Autoria: Andressa Barichello

Descrição da obra: A máscara se tornou um item obrigatório no dia a dia. É preciso ser resiliente e aceitá-la, como forma de solidariedade. Quantas histórias esse novo item de uso cotidiano poderá ainda inspirar?

Expressão: Literatura

 

CÉU LIMITE

 

Não é fácil ser um menino e usar a máscara, por mais que os pais tenham caprichado no modelo: os aviões em tom de amarelo e contornos em preto, o fundo azul, hélices e turbinas quase entre nuvens. Terá sido ele próprio a escolher?

No rosto do menino há um céu tripulado; a alegria das aeronaves cheias; o traçado do lúdico e a tristeza do combustível queimado, toda a contradição de que somos feitos ou com a qual temos vivido…

No coração do menino também, eu suponho. O olhar talvez assim insinue. Enquanto os bebês sorriem para estranhos mascarados como eu, os mais crescidos compartilham o ar abafado da contrariedade. Não parecem sentir medo como alguns adultos, mas transparecem o enfado, que é de todos. E pensar que em menina ensinaram-se a fazer com as mãos uma concha e respirar dentro dela, como forma de encontrar alguma calma… De que serve hoje o ar morno?

O dia a dia anda chato e há sempre alguém a dizer que não se pode reclamar, o que torna as coisas mais difíceis… Se, por um lado, é verdade que as queixas servem de pouco, a sua total ausência seria das piores coisas que poderiam nos acontecer. Sem a insatisfação e alguma hipótese de colocá-la em palavras, é improvável que tivéssemos saúde.

Bem sei que o menino só espera que as coisas voltem a ser como eram, e que esse é também o meu desejo e o da maioria, mas também sei que, no fundo, essa vontade é apenas fruto de uma sensação de impotência para mudarmos efetivamente as coisas; diante do planeta, parecemos crianças a cumprir ordens, gente sem autoridade para querer outra coisa, saciados pelo costume, indiferentes à maquina, de mãos dadas com o que nos protege e, ao mesmo tempo, nos limita.

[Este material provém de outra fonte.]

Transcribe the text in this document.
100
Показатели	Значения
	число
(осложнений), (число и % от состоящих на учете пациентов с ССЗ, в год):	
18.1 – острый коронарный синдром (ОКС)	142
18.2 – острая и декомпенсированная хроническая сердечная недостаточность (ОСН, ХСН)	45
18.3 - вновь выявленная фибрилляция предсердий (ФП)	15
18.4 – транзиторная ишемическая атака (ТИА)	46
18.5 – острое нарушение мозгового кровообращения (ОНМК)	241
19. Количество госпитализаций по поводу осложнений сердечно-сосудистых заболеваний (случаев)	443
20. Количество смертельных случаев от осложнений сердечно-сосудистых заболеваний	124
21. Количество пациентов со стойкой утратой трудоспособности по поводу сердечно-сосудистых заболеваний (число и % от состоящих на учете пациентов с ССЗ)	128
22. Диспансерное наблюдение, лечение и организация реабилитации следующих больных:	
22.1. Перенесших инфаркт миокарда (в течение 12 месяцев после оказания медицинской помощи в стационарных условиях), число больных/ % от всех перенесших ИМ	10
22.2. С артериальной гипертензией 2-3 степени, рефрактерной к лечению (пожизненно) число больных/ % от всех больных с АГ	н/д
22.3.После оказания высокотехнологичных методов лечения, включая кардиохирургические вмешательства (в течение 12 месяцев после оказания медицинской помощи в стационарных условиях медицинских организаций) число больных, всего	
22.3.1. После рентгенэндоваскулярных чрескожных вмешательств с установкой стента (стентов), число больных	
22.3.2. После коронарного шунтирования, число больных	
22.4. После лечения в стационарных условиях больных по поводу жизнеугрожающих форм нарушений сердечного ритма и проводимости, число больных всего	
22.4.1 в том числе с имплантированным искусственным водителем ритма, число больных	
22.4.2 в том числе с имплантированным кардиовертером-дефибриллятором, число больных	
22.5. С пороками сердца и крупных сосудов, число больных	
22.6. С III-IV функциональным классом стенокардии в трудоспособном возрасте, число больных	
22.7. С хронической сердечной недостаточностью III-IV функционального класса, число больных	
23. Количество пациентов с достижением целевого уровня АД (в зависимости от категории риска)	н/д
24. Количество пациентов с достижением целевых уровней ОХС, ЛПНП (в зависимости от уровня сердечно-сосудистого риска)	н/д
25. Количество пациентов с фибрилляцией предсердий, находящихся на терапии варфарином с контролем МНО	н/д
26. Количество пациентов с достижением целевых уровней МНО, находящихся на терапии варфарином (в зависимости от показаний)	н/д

Diante do menino e sua máscara, senti a circunstancialidade de tudo; a vida como um grande voo do qual somos passageiros. Da segunda classe. A sonhar com a primeira… Sem percebermos que é também por causa dela que a maioria vai tão espremida.

Enquanto isso, diante de seu reflexo numa vidraça, o menino se distrai; ou será que se concentra?

Como vasculhasse no espelho as espinhas que ainda não tem, aperta um dos aviões com a ponta do indicador. E como aquilo fosse um botão de ligar algo em si mesmo, abre bem os braços, transformando-os em asas; a sonorizar as turbinas curva as pernas, deixando de olhar para o detalhe e se concentrando no todo da própria decolagem.

Apesar de toda chatice, às vezes há um respiro leve e fresco nisso de atravessarmos os dias tão ensimesmados.